A study by Canadian researchers from the University of Lethbridge done in April found that at least 13 cannabis plants that were high in Cannabidiol (CBD) content appeared to affect the ACE2 pathways that the coronavirus uses to access the body.
According to the findings, hemp extracts that were high in CBD seemed to indicate that they may help block proteins that provide a “gateway” for COVID-19 to enter host cells.
The researchers found that cannabis seemed to reduce the virus entry points by up to 70 percent.
Researcher Igor Kovalchuk said, “There aren’t many drugs that have the potential of reducing infection by 70 to 80 percent. Therefore, you have more chances to fight it.”
The researcher said that if cannabis is shown to modulate the enzyme, it “may prove a plausible strategy for decreasing disease susceptibility” and “become a useful and safe addition to the treatment of COVID-19 as an adjunct therapy.”
Further, the researchers believe that cannabis-based products could be developed as preventative treatments.
In this study, the researchers suggested the development of “easy-to-use preventative treatments in the form of mouthwash and throat gargle products.” The study said such products have “a potential to decrease viral entry” through the mouth.
In considering over 800 varieties of cannabis, the researchers found that only a few types of cannabis plants, around thirteen, contained enough CBD to be helpful.

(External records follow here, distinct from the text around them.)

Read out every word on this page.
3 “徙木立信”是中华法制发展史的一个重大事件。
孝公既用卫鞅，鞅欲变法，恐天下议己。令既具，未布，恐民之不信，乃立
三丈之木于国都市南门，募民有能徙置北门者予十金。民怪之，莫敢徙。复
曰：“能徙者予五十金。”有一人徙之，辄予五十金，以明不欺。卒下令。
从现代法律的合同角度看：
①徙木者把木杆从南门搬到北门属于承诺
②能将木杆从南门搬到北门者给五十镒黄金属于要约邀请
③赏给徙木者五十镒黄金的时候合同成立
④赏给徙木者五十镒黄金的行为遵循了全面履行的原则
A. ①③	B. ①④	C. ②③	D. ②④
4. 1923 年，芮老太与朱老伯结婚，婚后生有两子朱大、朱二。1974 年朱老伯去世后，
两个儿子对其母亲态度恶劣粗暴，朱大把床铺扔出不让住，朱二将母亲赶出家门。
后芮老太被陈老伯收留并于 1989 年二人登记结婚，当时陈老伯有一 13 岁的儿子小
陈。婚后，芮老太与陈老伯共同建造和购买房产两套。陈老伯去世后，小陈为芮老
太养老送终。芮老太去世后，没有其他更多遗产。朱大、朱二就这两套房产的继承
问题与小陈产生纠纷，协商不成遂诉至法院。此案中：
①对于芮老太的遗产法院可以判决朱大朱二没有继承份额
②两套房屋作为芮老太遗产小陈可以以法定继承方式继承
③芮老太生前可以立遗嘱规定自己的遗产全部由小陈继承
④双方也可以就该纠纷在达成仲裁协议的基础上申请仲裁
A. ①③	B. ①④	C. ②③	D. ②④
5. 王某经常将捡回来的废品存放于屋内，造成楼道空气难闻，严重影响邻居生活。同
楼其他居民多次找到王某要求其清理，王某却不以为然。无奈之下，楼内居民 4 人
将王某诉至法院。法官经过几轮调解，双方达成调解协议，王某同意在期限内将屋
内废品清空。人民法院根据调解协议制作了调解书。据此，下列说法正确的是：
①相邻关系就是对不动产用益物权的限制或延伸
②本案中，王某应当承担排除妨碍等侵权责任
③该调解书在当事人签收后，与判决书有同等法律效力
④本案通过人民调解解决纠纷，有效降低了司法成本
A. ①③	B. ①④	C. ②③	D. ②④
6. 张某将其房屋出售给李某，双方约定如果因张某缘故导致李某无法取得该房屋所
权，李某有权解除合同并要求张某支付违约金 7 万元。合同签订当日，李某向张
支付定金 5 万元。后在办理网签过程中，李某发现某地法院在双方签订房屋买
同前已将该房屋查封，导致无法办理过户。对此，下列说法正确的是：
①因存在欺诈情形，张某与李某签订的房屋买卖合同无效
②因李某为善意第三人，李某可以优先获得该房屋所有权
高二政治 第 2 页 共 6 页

In fact, the plants that were the most useful were low in THC (Tetrahydrocannabinol), the principal psychoactive constituent of cannabis that produces the effect of feeling high or intoxicated.
The most effective types of cannabis were those high in CBD, which produces an anti-inflammatory effect.
“The key thing is not that any cannabis you would pick up at the store will do the trick,” said researcher Olga Kovalchuk.
It should be noted that the report has yet to be peer-reviewed and the researchers are advocating for further study.
“While our most effective extracts require further large-scale validation,” the research paper explained, “our study is crucial for the future analysis of the effects of medical cannabis on COVID-19.”
“Given the current dire and rapidly evolving epidemiological situation,” the study added, “every possible therapeutic opportunity and avenue must be considered.”